Algorithms & Methods

Genome assembly of targeted organisms in metagenomic data

Participants : Wesley Delage, Cervin Guyomar, Fabrice Legeai, Claire Lemaitre.

In this work, we propose a two-step reference-guided assembly method tailored for metagenomic data. First, a subset of the reads belonging to the species of interest are recruited by mapping and assembled de novo into backbone contigs using a classical assembler. Then an all-versus-all contig gap-filling is performed using a modified version of MindTheGap with the whole metagenomic dataset. The originality and success of the approach lie in this second step, that enables to assemble the missing regions between the backbone contigs, which may be regions absent or too divergent from the reference genome. The result of the method is a genome assembly graph in gfa format, accounting for the potential structural variations identified within the sample. We showed that this method is able to assemble the Buchnera aphidicola genome in a single contig in pea aphid metagenomic samples, even when using a divergent reference genome, it runs at least 5 times faster than classical de novo metagenomics assemblers and it is able to recover large structural variations co-existing in a sample. The modified version of MindTheGap is freely available at http://github.com/GATB/MindTheGap (version > 2.1.0) [31].

De Novo Clustering of Long Reads by Gene from Transcriptomics Data

Participants : Camille Marchet, Lolita Lecompte, Jacques Nicolas, Pierre Peterlongo.

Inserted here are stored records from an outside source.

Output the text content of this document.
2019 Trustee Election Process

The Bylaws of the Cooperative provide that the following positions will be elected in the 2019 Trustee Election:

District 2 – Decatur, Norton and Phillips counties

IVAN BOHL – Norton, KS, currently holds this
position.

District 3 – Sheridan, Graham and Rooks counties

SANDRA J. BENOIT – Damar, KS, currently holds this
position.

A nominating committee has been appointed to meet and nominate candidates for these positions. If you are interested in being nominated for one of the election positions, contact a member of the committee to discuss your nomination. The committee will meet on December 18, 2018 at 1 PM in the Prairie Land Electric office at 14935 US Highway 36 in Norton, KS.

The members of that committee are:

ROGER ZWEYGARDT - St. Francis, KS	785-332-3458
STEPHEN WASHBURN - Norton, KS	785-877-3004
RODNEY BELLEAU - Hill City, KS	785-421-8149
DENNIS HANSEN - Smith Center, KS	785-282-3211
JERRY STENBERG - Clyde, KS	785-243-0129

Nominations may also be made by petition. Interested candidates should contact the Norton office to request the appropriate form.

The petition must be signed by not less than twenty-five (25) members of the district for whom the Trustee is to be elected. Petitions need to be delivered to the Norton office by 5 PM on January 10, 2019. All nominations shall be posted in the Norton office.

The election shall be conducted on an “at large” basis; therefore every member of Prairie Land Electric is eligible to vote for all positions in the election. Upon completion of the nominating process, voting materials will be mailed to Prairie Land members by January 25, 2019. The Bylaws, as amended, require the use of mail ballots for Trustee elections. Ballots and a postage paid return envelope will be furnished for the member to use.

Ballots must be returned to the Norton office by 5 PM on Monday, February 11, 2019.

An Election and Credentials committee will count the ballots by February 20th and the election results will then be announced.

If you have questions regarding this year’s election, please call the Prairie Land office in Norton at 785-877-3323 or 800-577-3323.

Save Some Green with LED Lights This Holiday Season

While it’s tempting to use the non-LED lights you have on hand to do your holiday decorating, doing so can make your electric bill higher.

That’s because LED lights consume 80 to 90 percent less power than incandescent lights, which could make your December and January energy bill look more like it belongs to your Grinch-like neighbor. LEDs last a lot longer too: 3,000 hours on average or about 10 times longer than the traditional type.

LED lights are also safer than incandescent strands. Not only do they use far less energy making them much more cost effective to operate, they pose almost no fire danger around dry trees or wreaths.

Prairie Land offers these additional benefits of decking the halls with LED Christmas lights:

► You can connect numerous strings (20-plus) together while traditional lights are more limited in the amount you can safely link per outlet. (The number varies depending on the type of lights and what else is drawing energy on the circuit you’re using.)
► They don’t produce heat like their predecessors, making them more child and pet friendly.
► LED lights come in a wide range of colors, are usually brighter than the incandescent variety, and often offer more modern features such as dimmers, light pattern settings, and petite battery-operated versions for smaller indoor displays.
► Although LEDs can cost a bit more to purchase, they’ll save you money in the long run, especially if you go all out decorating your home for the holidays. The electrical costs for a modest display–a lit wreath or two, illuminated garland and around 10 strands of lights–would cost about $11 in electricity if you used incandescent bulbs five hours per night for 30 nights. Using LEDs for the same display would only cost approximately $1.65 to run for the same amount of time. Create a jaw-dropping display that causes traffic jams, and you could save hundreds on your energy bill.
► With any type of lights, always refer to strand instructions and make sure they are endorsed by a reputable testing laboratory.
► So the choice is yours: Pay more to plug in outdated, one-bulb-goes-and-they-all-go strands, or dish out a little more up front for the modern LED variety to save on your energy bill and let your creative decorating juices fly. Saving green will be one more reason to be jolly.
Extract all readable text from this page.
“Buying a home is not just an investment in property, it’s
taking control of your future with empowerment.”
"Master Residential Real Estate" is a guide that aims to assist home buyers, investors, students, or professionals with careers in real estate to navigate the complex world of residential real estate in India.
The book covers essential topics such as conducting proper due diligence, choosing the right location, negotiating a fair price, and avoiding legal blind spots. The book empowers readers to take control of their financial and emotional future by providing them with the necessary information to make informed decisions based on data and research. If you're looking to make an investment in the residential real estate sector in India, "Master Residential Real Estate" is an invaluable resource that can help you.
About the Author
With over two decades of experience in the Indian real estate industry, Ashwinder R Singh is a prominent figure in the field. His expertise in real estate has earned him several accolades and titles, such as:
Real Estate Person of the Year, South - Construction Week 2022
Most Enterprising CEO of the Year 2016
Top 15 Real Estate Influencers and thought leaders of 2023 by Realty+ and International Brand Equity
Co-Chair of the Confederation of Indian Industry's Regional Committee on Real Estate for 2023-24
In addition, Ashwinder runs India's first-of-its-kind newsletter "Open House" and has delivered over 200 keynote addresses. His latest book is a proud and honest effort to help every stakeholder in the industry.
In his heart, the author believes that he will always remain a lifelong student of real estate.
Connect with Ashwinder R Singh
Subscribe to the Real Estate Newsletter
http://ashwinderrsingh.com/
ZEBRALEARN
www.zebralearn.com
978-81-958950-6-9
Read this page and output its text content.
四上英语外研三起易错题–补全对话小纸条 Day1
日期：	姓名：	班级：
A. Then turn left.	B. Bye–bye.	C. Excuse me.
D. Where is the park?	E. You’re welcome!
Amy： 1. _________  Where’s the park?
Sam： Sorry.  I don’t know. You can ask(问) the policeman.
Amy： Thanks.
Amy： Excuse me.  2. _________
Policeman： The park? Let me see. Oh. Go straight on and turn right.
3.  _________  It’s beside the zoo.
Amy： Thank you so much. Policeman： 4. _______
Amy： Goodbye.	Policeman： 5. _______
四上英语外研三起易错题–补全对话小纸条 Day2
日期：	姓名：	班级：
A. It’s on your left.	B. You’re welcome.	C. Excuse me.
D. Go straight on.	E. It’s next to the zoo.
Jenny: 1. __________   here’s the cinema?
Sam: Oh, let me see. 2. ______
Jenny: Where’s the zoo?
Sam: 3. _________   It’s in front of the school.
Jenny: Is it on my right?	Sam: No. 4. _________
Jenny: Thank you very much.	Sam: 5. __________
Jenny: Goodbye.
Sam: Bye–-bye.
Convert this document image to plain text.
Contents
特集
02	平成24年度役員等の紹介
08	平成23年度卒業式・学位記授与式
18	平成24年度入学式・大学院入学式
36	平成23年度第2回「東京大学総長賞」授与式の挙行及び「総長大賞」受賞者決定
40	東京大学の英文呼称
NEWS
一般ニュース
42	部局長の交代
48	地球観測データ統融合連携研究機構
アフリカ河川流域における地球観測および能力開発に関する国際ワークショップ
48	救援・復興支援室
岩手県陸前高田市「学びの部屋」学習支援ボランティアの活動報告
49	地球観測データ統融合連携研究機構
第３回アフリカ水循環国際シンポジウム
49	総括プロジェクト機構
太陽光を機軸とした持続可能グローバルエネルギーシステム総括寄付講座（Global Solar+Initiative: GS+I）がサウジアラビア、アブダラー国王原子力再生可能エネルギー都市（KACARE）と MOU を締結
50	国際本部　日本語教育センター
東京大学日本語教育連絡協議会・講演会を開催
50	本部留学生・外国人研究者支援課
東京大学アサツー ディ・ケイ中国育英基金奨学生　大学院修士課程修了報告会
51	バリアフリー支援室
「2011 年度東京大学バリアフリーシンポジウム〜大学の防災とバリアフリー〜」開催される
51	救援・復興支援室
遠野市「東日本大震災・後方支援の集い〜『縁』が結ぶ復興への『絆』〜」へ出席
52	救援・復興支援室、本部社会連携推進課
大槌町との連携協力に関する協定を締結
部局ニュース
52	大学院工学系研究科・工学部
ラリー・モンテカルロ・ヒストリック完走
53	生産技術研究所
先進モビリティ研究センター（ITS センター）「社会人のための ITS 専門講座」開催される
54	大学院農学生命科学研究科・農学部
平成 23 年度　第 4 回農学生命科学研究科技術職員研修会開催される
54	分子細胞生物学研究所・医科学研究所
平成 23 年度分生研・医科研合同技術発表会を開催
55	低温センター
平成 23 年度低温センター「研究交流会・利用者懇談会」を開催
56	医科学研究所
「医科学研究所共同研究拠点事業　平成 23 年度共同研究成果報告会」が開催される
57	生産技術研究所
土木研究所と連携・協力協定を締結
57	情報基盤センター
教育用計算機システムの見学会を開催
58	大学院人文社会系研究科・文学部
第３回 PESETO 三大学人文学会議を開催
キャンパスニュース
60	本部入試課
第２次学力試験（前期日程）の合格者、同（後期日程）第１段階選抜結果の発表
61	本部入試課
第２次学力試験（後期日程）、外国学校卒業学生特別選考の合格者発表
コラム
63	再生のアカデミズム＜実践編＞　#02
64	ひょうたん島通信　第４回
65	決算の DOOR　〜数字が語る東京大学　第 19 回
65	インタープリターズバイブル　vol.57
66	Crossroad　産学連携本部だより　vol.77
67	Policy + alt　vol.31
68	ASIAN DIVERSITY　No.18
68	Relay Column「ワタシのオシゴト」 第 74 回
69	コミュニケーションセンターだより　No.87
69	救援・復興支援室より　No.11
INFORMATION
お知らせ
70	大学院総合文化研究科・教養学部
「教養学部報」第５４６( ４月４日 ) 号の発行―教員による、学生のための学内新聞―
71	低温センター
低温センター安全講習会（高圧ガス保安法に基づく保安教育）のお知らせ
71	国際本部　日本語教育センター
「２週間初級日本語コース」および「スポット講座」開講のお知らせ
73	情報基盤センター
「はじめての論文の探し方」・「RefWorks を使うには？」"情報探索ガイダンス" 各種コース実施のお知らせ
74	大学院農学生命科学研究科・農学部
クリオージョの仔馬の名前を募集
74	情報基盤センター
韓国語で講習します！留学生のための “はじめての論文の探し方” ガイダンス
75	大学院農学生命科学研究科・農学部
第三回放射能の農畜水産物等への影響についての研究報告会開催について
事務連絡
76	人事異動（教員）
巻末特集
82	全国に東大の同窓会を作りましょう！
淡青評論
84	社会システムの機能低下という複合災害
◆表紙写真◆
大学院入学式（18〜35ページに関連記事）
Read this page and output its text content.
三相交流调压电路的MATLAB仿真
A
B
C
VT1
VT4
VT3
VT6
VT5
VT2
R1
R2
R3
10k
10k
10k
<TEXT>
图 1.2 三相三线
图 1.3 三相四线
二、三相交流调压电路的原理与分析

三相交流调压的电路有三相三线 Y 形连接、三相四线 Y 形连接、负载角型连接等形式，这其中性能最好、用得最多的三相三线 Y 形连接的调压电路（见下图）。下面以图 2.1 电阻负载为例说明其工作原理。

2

Long-read sequencing currently provides sequences of a few thousand base pairs. It is therefore possible to obtain complete transcripts, offering an unprecedented vision of the cellular transcriptome. However the literature lacks tools for de novo clustering of such data, in particular for Oxford Nanopore Technologies reads, because of the inherent high error rate compared to short reads. Our goal is to process reads from whole transcriptome sequencing data accurately and without a reference genome in order to reliably group reads coming from the same gene. This de novo approach is therefore particularly suitable for non-model species, but can also serve as a useful pre-processing step to improve read mapping. Our contribution both proposes a new algorithm adapted to clustering of reads by gene and a practical and free access tool that allows to scale the complete processing of eukaryotic transcriptomes. We sequenced a mouse RNA sample using the MinION device. This dataset is used to compare our solution to other algorithms used in the context of biological clustering. We demonstrate that it is the best approach for transcriptomics long reads. When a reference is available to enable mapping, we show that it stands as an alternative method that predicts complementary clusters.

The tool, called CARNAC-LR, is freely available at https://github.com/kamimrcht/CARNAC-LR. This work has been published in Nucleic Acids Research journal [16] and presented in several conferences [33], [28].

Comparison of approaches for finding alternative splicing events in RNA-seq

Participant : Camille Marchet.

In this work we compared an assembly-first and a mapping-first approach to analyze RNA-seq data and find alternative splicing (AS) events. Assembly-first approach enables to identify novel AS events and to detect events in paralog genes that are hard to find using mapping because of multiple equivalent matches. On the other hand, the mapping-first approach is more sensitive and detects AS events in lowly expressed genes, and is also able to find AS events with exons containing transposable elements. In addition we support these results with experimental validation. We showed that in order to extensively study the alternative splicing via RNA-seq data and retrieve the most candidates, both approaches should be led. We provide a pipeline consituted of parallel local de novo assembly executed by KisSplice and mapping using a novel mapping workflow called FaRLine [11].

Short read correction

Participant : Pierre Peterlongo.

We proposed a new method to correct short reads using de Bruijn graphs, and we implemented it as a tool called Bcool. As a first step, Bcool constructs a corrected compacted de Bruijn graph from the reads. This graph is then used as a reference and the reads are corrected according to their mapping on the graph. We showed that this approach yields a better correction than kmer-spectrum techniques, while being scalable, making it possible to apply it to human-size genomic datasets and beyond [27].

Long read splitting of heterozygous genomes

Participants : Dominique Lavenier, Maxime Bridoux.

This study aims to directly split long reads of highly heterozygous genomes to help assembly. Long read technologies provide very noisy sequences with many short indel errors. Standard assembly software do not really make difference between heterozygosity and sequencing errors. For highly heterozygous genomes this confusion may lead to misassembly. To separate long reads accordingly to their haplotype, we developed a new k-mer based method. After an alignment step to group similar reads, we build slices of 1 kbp along the multiple alignment containing a representative number of reads. The splitting is done by focusing on k-mers that are absent in one group and not in another one. This in an ongoing work started by the internship of M. Bridoux [29] in the framework of the France Genomique ALPAGA project.